Grain futures prices were mixed among trade tensions

Grain futures prices were mixed among trade tensions

June 11, 2018 Off By Yhumi Tsun

Grains’ futures were mixed on Friday’s trading session, caused by the standing trade tensions between U.S. and China in addition to a favorable crop production weather in much of the U.S. held Soybean futures lower again on Friday, profit-takers also interfered to drop Wheat price lower, while Corn futures lifted a bit higher due to some short-covering.

Seasonally warm weather will take over into the middle of next week, and some moderate amount of rainfall is expected, which may cause some grain price to decline, and other do rise.

Oil prices fell today pressured by growing Russian production and U.S. drilling activity reaching its highest in more than three years.

U.S. West Texas Intermediate Crude Oil July futures closed yesterday’s session at 65.56 USD per barrel and now trading a bit lower at 65.53 USD at 6:00 GMT. Furthermore, Brent Oil August futures closed on Friday at 76.38 USD per barrel and currently trading at 76.14 USD at 6:00 GMT.


CBOT July Wheat futures were mixed and then cooled down at the end of Friday’s session caused by profit-takers stepping in to capture some of the gains. Wheat July contracts closed Friday’s session at 5.20-3/4 USD per bushel and currently trading at 5.22-3/4 USD a bushel at 6:00 GMT.

Drought concerns in some significant production regions in Ukraine could cause Wheat harvest to come in 15 percent to 30 percent lower than initial estimates. Furthermore, in Russia, the expected drought could downgrade its Wheat production forecasts from 2.701 billion bushels to 2.627 billion bushels.

Analyst estimates that the U.S. all Wheat production for 2018/2019 will be slightly higher form May estimate of 1.821 billion bushels to 1.822 billion bushels.

Initial volume estimates were down by more than 35 percent from Thursday’s final count of 249,018 contracts to read 184,843 CBOT contracts.


CBOT July Corn Futures are posting modest losses this morning, but that’s enough to take July futures to a four-month low to close at 3.78/2 USD per bushel at 6:00 GMT.

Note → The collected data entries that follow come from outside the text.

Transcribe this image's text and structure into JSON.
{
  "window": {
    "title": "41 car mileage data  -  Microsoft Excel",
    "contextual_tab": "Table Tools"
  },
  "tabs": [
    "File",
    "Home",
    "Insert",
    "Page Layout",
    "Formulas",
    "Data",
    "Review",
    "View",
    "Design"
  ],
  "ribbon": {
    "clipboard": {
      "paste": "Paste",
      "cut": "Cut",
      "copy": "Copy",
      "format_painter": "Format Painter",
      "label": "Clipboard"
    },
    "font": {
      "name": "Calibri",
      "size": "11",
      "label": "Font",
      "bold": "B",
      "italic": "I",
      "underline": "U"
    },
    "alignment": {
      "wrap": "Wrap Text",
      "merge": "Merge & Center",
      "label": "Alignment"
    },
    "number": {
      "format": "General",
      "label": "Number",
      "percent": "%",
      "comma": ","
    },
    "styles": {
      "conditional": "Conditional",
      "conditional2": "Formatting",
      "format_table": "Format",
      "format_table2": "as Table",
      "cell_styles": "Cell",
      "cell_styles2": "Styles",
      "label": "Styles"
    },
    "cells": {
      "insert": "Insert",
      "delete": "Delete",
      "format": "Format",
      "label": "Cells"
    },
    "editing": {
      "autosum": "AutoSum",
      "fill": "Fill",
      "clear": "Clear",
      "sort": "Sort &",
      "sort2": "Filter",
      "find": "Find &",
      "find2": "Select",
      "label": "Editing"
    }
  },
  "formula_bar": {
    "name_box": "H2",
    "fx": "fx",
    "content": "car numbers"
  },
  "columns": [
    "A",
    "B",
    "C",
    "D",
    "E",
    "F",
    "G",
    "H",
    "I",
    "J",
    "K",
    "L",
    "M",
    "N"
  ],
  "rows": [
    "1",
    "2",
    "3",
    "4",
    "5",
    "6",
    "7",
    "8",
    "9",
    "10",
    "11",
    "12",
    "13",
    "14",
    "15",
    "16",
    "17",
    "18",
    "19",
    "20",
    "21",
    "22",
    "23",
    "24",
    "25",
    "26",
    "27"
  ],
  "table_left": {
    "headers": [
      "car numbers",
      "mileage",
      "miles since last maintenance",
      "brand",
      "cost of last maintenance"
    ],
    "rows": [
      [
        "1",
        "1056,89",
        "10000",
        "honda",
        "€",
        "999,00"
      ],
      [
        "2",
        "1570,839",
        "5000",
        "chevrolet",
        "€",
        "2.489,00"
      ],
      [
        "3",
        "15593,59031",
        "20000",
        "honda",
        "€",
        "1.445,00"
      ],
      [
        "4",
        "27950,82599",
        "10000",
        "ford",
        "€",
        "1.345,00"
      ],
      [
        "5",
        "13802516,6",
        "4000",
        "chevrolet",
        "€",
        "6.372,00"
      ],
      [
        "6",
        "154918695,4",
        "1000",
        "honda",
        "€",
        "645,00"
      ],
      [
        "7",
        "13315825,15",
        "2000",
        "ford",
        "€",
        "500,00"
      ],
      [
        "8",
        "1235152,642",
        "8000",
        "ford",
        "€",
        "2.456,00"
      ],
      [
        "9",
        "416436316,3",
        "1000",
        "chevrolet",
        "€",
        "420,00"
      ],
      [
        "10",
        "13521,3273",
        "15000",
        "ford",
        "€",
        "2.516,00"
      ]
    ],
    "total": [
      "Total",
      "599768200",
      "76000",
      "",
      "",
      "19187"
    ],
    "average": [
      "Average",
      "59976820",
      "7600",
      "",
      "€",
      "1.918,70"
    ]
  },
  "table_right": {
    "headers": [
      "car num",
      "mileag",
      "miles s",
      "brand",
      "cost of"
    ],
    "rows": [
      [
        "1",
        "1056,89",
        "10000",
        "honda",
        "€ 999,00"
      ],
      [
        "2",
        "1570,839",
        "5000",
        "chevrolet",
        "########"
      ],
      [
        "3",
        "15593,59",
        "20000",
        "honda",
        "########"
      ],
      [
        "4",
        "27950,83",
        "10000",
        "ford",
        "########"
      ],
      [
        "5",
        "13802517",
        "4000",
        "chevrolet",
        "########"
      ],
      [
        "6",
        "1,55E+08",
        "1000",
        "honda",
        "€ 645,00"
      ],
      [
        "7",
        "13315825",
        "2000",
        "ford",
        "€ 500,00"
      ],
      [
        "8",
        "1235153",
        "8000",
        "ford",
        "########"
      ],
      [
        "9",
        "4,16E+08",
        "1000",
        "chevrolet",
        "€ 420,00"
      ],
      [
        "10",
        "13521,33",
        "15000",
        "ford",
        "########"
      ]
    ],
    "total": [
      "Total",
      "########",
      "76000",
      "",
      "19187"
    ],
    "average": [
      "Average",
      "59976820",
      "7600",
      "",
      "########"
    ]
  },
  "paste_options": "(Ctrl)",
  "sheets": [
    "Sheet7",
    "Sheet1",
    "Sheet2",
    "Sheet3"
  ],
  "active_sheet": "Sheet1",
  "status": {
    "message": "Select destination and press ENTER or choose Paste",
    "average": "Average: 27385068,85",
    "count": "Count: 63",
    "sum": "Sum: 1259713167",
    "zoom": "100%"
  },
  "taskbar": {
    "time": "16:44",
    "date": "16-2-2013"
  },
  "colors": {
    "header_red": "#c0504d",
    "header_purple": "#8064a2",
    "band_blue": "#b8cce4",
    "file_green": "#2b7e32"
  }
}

The shift in market enthusiasm comes despite overall positive news about demand. Export sales last week totaled 49.6 million bushels, including 33 million of old crop, keeping the pace of commitments above USDA’s forecast for the 2017 marketing year.

The preliminary report from the CBOT showed volumes 37 percent higher at 652,689 through open interest fell 30,199 on massive fund liquidation.


CBOT July Soybean Futures broke to new 10-month lows overnight, as the pullback in prices shows no sign of ending just yet to trade at 9.69/4 USD per bushel at 6:00 GMT.

Export sales of just 7.2 million bushels showed few signs of renewed Chinese interest. China imported around 355 million bushels of soybeans in May, 1 percent more than last year, leaving the year-to-date total only 3 percent higher. Purchases from the U.S. are down 20 percent.

The preliminary report from the CBOT showed the daily futures volume nearly doubling yesterday to 423,263 while open interest was up 6,676 despite heavy fund liquidation.